Resilience against unexpected risks is reflected in the Bank’s capital position. As of year-end, total capital amounted to AZN 234.4 million, with a capital adequacy ratio of 16.3%. Considering the regulatory minimum requirements of AZN 50 million for total capital and 10.5% for capital adequacy, the Bank maintains a substantial buffer above regulatory thresholds.
This robust capital and provisioning position strengthens the Bank’s ability to absorb risks and provides a solid foundation for the sustainable implementation of planned growth strategies.
Considering current financial indicators, what are AccessBank’s expectations for 2026? Will the strategy focus on caution or growth?
In planning for the next period, the Bank has taken into account Azerbaijan’s macroeconomic outlook, the country’s key economic priorities, and government budget targets. Current forecasts suggest that 2026 will remain a year of positive economic growth, with real GDP projected to increase by approximately 2.4% and non-oil sector growth expected to exceed 4%. The non-oil sector is anticipated to remain the primary driver of growth.

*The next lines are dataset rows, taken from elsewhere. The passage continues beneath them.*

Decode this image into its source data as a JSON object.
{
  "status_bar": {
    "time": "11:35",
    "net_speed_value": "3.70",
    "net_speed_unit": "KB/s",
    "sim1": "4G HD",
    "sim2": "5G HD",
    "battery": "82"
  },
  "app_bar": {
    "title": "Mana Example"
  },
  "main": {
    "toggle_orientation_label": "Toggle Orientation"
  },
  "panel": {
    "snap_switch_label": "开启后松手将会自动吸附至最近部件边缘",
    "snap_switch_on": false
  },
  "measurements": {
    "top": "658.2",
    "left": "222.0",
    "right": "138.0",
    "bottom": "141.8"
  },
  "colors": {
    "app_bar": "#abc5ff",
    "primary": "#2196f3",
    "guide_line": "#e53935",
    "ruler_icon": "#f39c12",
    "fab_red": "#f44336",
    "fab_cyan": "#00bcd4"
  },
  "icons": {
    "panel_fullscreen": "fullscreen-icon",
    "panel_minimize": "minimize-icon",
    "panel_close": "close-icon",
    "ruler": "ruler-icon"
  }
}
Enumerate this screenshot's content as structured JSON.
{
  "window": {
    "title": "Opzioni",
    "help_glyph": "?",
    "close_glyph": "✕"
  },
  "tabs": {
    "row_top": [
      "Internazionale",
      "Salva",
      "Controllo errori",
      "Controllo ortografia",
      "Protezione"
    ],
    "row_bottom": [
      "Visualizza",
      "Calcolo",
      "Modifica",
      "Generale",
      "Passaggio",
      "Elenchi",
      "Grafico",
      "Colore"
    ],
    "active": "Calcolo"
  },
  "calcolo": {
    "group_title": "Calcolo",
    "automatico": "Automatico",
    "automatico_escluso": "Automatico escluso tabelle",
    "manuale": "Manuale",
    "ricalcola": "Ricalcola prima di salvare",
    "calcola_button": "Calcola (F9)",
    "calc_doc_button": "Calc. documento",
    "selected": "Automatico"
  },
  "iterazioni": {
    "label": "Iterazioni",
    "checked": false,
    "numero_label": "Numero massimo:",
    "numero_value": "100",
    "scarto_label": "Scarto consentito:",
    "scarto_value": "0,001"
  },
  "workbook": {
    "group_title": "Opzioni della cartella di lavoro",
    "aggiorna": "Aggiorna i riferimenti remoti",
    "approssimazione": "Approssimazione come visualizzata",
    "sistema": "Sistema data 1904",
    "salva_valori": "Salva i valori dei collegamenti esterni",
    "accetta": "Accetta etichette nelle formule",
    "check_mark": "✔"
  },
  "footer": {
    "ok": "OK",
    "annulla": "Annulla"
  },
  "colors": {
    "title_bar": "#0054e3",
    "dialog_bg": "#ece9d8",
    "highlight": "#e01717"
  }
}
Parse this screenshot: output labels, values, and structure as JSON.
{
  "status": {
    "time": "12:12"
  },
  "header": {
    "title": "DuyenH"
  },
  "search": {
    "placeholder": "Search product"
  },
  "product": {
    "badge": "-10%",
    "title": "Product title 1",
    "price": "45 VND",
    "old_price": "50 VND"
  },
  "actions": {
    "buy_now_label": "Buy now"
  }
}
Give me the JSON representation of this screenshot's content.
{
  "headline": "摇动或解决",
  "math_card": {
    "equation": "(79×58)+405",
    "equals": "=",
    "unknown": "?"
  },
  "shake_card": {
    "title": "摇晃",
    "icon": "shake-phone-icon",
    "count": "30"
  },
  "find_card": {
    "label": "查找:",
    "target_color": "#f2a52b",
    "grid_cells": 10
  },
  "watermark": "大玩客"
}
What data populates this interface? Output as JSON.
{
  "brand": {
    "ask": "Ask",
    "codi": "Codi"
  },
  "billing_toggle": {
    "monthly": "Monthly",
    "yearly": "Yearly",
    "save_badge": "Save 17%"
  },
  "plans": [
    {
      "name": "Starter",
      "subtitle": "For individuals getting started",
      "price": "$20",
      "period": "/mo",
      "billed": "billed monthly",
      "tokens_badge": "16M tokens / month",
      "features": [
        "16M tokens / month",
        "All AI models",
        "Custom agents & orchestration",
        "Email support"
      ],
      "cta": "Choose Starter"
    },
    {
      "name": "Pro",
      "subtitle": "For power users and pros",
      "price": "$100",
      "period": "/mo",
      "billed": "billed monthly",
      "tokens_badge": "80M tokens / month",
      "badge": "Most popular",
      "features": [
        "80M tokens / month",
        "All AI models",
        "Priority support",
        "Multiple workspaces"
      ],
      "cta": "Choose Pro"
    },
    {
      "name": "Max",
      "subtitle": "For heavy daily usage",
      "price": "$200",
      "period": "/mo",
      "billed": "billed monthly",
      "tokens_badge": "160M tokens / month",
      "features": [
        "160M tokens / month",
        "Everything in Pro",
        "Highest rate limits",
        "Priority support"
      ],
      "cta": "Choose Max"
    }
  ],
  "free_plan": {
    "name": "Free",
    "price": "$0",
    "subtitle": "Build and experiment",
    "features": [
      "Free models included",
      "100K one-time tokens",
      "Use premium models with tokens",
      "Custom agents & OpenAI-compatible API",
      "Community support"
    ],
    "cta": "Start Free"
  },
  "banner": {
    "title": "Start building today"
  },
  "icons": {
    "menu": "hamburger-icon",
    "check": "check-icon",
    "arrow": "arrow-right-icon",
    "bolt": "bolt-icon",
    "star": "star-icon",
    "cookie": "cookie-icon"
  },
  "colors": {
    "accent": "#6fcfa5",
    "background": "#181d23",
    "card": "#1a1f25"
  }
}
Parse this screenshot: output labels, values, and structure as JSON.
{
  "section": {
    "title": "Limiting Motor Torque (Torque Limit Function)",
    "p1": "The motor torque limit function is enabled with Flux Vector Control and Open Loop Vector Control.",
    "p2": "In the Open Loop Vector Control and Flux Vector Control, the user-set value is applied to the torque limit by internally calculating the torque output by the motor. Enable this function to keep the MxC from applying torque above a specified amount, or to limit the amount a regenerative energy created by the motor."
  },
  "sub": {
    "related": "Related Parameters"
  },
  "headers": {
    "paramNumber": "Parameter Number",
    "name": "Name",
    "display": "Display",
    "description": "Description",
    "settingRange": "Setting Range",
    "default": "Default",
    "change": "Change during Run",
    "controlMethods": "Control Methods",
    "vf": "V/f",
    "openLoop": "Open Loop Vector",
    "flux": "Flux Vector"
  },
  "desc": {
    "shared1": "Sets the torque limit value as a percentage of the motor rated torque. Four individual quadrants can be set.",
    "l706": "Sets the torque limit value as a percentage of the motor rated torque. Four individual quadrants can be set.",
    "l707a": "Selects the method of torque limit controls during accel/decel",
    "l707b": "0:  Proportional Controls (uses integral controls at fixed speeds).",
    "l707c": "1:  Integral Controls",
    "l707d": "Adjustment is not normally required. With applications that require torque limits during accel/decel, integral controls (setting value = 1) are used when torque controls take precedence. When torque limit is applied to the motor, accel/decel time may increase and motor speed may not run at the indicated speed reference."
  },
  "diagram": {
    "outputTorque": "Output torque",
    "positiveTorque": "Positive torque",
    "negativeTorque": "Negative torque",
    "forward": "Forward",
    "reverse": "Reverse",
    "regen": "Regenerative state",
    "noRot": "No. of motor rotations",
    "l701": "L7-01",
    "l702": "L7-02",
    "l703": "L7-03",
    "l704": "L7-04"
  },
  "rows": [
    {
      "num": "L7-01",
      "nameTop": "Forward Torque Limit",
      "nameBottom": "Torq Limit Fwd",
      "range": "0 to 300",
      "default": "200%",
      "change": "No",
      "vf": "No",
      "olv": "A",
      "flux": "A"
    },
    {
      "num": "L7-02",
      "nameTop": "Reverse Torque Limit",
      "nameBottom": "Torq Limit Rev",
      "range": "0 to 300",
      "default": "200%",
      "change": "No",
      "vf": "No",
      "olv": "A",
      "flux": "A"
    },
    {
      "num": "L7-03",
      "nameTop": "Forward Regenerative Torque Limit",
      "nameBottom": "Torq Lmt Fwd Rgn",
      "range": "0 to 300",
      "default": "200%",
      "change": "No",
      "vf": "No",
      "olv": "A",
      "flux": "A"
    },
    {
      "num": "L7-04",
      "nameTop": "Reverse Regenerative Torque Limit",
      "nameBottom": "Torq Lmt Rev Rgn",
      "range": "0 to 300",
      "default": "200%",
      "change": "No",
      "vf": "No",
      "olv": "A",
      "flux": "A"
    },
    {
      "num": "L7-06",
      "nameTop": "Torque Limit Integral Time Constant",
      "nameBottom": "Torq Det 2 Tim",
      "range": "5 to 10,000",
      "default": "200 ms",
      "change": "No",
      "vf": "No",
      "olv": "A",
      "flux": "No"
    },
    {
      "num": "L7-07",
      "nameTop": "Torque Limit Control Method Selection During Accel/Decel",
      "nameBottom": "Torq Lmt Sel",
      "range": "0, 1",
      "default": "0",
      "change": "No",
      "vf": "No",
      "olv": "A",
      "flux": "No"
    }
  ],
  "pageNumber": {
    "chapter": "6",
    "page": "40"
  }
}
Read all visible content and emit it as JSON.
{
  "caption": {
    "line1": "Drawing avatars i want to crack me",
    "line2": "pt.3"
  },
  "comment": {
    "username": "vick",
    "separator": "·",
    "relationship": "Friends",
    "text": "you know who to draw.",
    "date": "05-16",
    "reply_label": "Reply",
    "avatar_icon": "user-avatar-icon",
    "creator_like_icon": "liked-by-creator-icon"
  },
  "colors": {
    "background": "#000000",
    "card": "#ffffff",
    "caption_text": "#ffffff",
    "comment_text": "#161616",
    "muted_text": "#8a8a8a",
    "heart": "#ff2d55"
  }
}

Given the Bank’s business model and investment portfolio structure, the main focus remains on financing the real economy, particularly the business segment. Accordingly, the Bank plans balanced and sustainable growth of its loan portfolio in parallel with expanding economic activity.
AccessBank will continue to support economic growth through business financing, particularly by improving access to finance for micro, small, and medium-sized enterprises. This approach aligns with both economic diversification policies and inclusive finance principles.
What will be the Bank’s main priorities to drive financial development in 2026?
AccessBank’s strategic priorities remain unchanged. Financing micro, small, and medium-sized enterprises continues to be the core growth segment. Favorable macroeconomic conditions and strong trends in the non-oil sector provide a solid foundation for the continued expansion of this segment. The Bank plans to maintain balanced and sustainable growth in business lending.
At the same time, cooperation with international financial institutions remains a priority. 2025 was an active year in terms of foreign funding, with more than AZN 100 million raised from external sources. By year-end, total foreign funding exceeded AZN 200 million. Additionally, the Bank secured a USD 10 million long-term subordinated debt facility from BlueOrchard Finance, further strengthening the capital base.
The Bank also benefits from broader economic developments, including the August 2025 trilateral agreement between Azerbaijan, the United States, and Armenia, increased international trade activity, large-scale non-oil projects, and reforms in the green energy sector. These factors have enhanced Azerbaijan’s attractiveness to foreign investors, creating opportunities for the Bank to expand partnerships with both existing and potential international counterparts.
Expanding the service network and providing fast, high-quality services to customers remain among the top priorities. Customer satisfaction will be enhanced not only through branch operations but also through digital channels. The Bank plans to further improve the mobile application’s user experience and functionality, ensuring broader access to essential banking services and payment solutions in digital channels.
By implementing these measures, AccessBank expects positive financial performance in 2026, while further strengthening its capital buffer, enhancing its risk management framework, and improving profitability as strategic priorities.